The Primary Care Behavioral Health (PCBH) model continues to garner support and acclaim, and has demonstrated vast potential for not only mental health but also physical health related outcomes. Contemporary focus on PCBH has begun to shift toward the identification of operational efficiencies and the testing of best practice applications in a variety of settings. The purpose of this presentation is to explicate such elements from a unique PCBH model positioned in the context of a medical education setting, linked to HEIDS quality health outcomes, and which is using a continuous quality improvement (CQI) format to provide further innovation. This presentation will specifically explore core components of the project including the inception of an integrated primary care taskforce using Kotter’s 8-Step Change Model, strategies for service evaluation that have linked behavioral interventions to physical health metrics, and examination of new directions in the context of value and time driven activity based costing methods (TDABC). To begin, the presentation will set the context for how PCBH was developed in the novel environment of an internal medicine residency clinic via use of an IPC taskforce. This taskforce utilized models from the business world to expand the work of existing health system’s IPC efforts. Briefly, we will delineate the Kotter’s 8-Step Change Model and discuss how this successfully impacted the framework of our PCBH services. Second, the focus of the presentation will turn to the specific CQI principles employed and the aim of linking health outcomes and IPC interventions. The project included a standard screening process, and provided a number of opportunities to compare pre and post intervention data. Metrics of interest in the presentation will explore readiness to change scores, the iterative effects of PCBH related to successive visits, and comparisons of top physical health outcomes as connected to HEIDs quality metrics and IPC. Concluding, this presentation will highlight developing initiatives for the CQI project including the value stream components of IPC in the education setting.
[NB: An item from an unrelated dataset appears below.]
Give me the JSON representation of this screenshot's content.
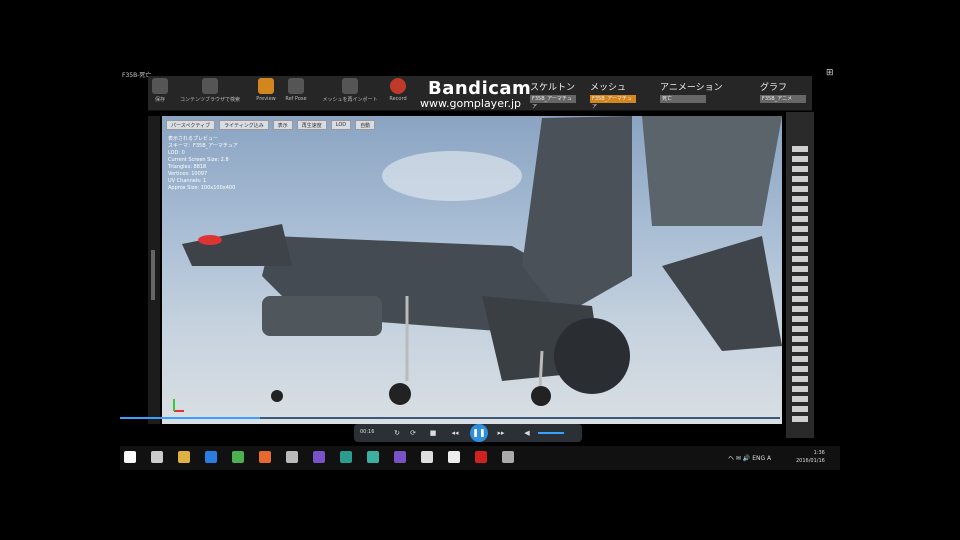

Highlights of this section will explore efforts to utilized contemporary costing strategies such as TDABC, examining value associated with prospective revenue capture, and map both upstream and downstream costs savings.
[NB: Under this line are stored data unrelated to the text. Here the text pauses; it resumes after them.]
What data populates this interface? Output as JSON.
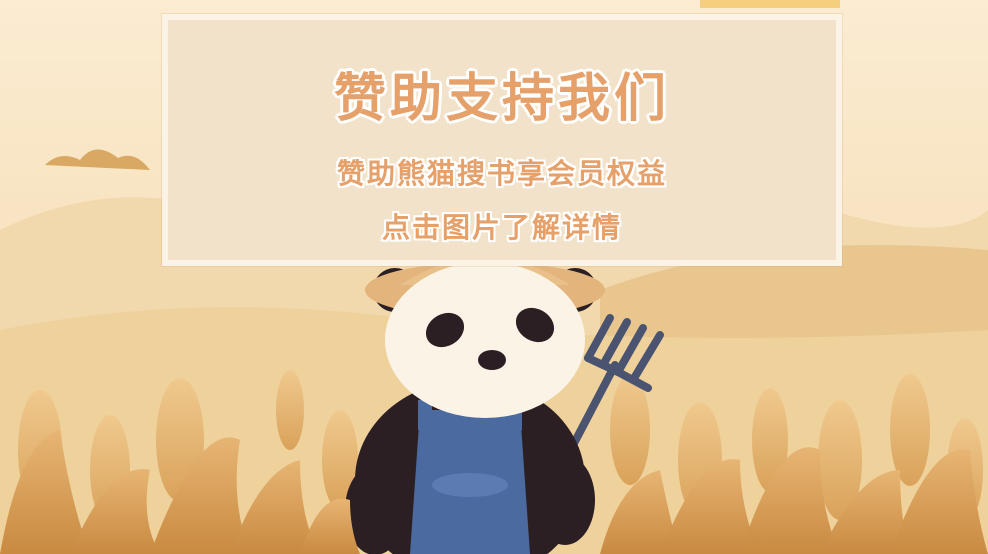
{
  "banner": {
    "title": "赞助支持我们",
    "subtitle": "赞助熊猫搜书享会员权益",
    "cta": "点击图片了解详情"
  },
  "colors": {
    "background": "#f6e3bf",
    "card": "#f1e2c9",
    "card_border": "#fbf3e6",
    "text": "#e6a16b",
    "overalls": "#4b6aa0"
  },
  "illustration": {
    "subject": "panda-farmer",
    "holding": "pitchfork-icon",
    "hat": "straw-hat-icon"
  }
}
- Identify opportunities to utilize formal change processes (e.g. CQI/Kotter's 8-Step Model) to shape the culture and attitudes toward IPC/PCBH.
- Describe how to systematically link PCBH services to physical health and quality outcomes in a community based medical education ambulatory health setting.
- Discuss value based opportunities such as using time driven activity based costing (TDABC) to increase the viability of IPC/PCBH models.